Trois générations de chercheurs ont mis la main à la pâte : Jean-Sébastien Plante avait été inspiré par le professeur Martin Brouillette – pour les premiers balbutiements du projet. Maintenant, ce sont les étudiants des cycles supérieurs qui poursuivent les travaux, comme l’ont fait avant eux David Rancourt et Mathieu Picard, deux diplômés de maîtrise qui terminent leurs doctorats respectifs dans de prestigieuses universités américaines.

«Nous avons obtenu une subvention CRSNG stratégique d’un demi-million de dollars pour poursuivre les recherches, explique le professeur Plante. À ce stade, nous avons formé une nouvelle équipe de projet et débuté les travaux de recherche qui nous apporteront la connaissance nécessaire pour développer un prototype de deuxième génération, c’est-à-dire, un prototype conçu pour fonctionner dans un environnement représentatif des applications potentielles», confie-t-il.

Au cours de la dernière année, des travaux spécifiques ont permis de mettre à l’épreuve la technologie en validant des aspects pointus. «Le prix de Québec Science que nous avons obtenu en 2012 était pour avoir démontré la faisabilité scientifique de ce nouveau concept de moteur, dit le chercheur. Nous en sommes maintenant à régler les défis techniques de deuxième ordre. Nous avons grandement progressé en un an, particulièrement au niveau de la résistance structurale du moteur et de sa gestion thermique.»

Vers des applications concrètes

Jean-Sébastien Plante laisse entendre que des partenaires ont montré un vif intérêt à collaborer au développement de prototypes pouvant convaincre des premiers utilisateurs potentiels. Des annonces devraient être confirmées plus tard, cette année.
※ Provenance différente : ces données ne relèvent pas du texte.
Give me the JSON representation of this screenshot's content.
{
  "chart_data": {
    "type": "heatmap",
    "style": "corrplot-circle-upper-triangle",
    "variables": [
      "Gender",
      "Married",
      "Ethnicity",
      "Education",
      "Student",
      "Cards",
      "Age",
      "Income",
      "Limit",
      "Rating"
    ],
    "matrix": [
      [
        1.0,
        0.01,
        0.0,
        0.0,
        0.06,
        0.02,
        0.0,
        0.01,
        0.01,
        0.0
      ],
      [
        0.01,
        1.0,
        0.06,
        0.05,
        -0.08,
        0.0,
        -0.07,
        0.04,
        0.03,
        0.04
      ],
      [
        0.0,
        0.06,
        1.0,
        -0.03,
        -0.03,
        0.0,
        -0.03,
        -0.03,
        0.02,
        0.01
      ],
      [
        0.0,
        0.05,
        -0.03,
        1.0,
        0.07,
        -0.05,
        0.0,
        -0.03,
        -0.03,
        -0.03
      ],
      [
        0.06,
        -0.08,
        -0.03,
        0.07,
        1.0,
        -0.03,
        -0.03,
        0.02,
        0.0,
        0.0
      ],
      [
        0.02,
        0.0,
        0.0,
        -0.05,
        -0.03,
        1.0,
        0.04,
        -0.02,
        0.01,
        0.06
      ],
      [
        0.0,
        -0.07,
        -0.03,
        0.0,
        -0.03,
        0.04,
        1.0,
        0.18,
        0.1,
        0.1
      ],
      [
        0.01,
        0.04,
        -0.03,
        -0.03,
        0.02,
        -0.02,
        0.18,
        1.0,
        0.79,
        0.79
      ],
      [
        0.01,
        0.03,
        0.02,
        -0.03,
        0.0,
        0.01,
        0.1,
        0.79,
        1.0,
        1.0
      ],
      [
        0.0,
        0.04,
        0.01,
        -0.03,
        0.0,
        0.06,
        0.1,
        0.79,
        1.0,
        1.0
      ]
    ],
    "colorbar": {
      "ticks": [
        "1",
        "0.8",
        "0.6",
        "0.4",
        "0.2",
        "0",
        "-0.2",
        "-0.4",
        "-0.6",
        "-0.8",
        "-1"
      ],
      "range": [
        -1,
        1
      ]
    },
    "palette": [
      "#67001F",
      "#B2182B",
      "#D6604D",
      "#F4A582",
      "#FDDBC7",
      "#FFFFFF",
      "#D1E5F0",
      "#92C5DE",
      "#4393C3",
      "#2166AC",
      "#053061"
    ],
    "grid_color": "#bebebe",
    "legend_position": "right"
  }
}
À terme, la technologie de ramjet rotatif pourrait révolutionner la production d’énergie, par exemple en créant de mini-centrales transportables, surtout lorsqu’on doit déménager cette puissance et que le poids et les coûts deviennent des critères importants. «Imaginez le moteur d’une Ferrari au prix de celui d’une Hyundai Accent… et qui de surcroît occupe l’espace d’une boîte à lunch sans polluer», disait Jean-Sébastien Plante, l’an dernier.

Prix du public 2013 – L’UdeS dans la course

À l’instar de l’équipe du ramjet l’an dernier, les chercheurs de l’UdeS sont à nouveau dans la course des prix du public aux découvertes de l’année de Québec Science. L’équipe du biochimiste Xavier Roucou a découvert que l’être humain produit quatre fois plus de protéines que ce qui est enseigné dans les cours de biologie. Un constat déroutant puisque ces 83 000 petites ouvrières indispensables aux fonctions du corps étaient passées jusqu’ici «sous le radar» des chercheurs… Les protéines alternatives pourraient éventuellement aider à déjouer des maladies comme le cancer et les maladies dégénératives. Jusqu’au 20 février 2014, la communauté universitaire est appelée à appuyer la candidature de l’équipe du professeur Roucou au vote du public.